It was with high expectations that I went to see James Wan’s new horror film, The Conjuring, at the cinema last week.
There were two factors that contributed to my expectations: First of all, I was moderately impressed with Wan’s 2010 offering, Insidious. This was a story of haunting and demonic possession. While not a movie that changed my life, Insidious was well done and modestly spooky. There were a few creepy moments that lingered with me long after the end of the film.
But nothing contributed to my expectations like the advanced publicity surrounding The Conjuring itself. I must confess that I—usually cynical to the core—was a bit taken in by all the hype. Advance reviewers across the Internet promised that The Conjuring would be “the scariest movie since The Exorcist!” In a market that is currently dominated by repetitive slasher flicks and inane comic-horror clunkers like Sam Raimi’s Drag Me To Hell, this was enticing news indeed. I decided that I would have to see The Conjuring.
As a bit of background information, The Conjuring is loosely based (and I use that term—pun intended—loosely) on events that purportedly occurred in New England in the early 1970s. The film’s two main characters, Ed and Lorraine Warren were real-life ghost hunters. Moreover, Ed Warren (d. 2006) was the only non-ordained demonologist to be recognized by the Catholic Church.
Here is the basic setup: A family moves into an old house where horrific and evil events took place in the past. They begin to experience phenomena. At first they try to explain the strange occurrences away. Finally they conclude that yes, they are victims of supernatural forces. Feeling overwhelmed, they call in expert help.
You’ve seen versions of this plot dozens of times, of course. And this is what gives The Conjuring a certain feeling of familiarity. You feel like you’ve been there before, because you probably have. There were scenes in this movie that seemed like they were directly clipped from the much-ignored 1982 film Amityville II: The Possession. Viewers who have seen Wan’s earlier movie, Insidious, will also experience occasional moments of déjà vu.
The film’s climactic scene involves demonic possession. Wan pulls this off skillfully, for the most part. However, this scene lacks the punch of similar scenes in The Exorcist. The 1973 classic struck a psychological chord that hasn't been equaled since, not by James Wan—not by anyone.
Wan’s depiction of demonic possession is technically competent, but artistically bland. Once again, I was reminded of Amityville II: The Possession. (If you haven’t seen that 80s-era movie, rent it from Red Box or catch it on NetFlix; you’ll see what I mean.) The acting was good, the pacing was on-target; but no—I wasn't scared.

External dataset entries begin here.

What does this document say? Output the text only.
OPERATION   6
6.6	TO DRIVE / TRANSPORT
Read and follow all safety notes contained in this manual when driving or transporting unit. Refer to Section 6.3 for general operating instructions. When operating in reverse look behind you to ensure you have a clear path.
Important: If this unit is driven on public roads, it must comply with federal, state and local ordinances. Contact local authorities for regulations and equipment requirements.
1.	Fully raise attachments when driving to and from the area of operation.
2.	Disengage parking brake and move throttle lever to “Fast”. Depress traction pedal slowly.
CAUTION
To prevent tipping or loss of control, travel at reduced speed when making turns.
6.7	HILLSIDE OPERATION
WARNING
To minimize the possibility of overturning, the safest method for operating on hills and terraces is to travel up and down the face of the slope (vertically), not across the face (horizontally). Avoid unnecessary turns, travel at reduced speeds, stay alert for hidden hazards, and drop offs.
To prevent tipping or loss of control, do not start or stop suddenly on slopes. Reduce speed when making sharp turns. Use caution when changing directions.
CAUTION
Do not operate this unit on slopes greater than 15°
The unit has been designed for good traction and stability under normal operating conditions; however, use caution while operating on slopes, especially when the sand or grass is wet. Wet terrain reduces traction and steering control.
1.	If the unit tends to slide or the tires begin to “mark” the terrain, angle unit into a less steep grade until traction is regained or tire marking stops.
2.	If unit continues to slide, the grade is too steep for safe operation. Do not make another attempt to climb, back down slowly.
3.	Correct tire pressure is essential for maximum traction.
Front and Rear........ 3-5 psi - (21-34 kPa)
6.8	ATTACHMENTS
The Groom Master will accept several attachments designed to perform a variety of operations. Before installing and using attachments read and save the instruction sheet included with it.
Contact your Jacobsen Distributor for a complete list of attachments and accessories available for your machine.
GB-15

Nor was I able to fully suspend my disbelief—something that I was able to do when I watched The Exorcist.
So those are the downsides; but what about the upsides? While The Conjuring (as you have probably gathered by now) did not meet my elevated expectations, it did contain a few genuine chills. The movie opens in 1968, as the Warrens are conducting a counseling session with two young women who have happened upon a demonically possessed doll. This opening scene was arguably the creepiest one of the entire movie.
There were a few other scenes in The Conjuring that will float into your consciousness on those nights when you happen to find yourself awake at 2:00 a.m. The main supernatural force in The Conjuring is the vengeful spirit of a witch who hung herself in the mid-1800s. The old woman is made up to be delightfully hideous, and Wan makes her appear at unexpected moments, with satisfying results.
In summary: The Conjuring was not the twenty-first century’s answer to The Exorcist. It didn't really break any new ground, nor is it likely to keep you awake at night for weeks—unless this is your first horror movie.
However, The Conjuring does represent a much-needed shift in direction: toward the serious, thoughtful horror movie. Keep in mind, The Conjuring is in competition with unabashedly silly horror films like World War Z. James Wan deserves credit for giving the market a horror movie that isn’t based on a lame laugh track (something that is fundamentally inappropriate in a horror film) or the simple gross out (the lowest common denominator of the genre).
I can’t quite give Wan five out of five stars, but I have to give him at least three or four. While not a brilliant film, by any means, The Conjuring far outshines its contemporary peers.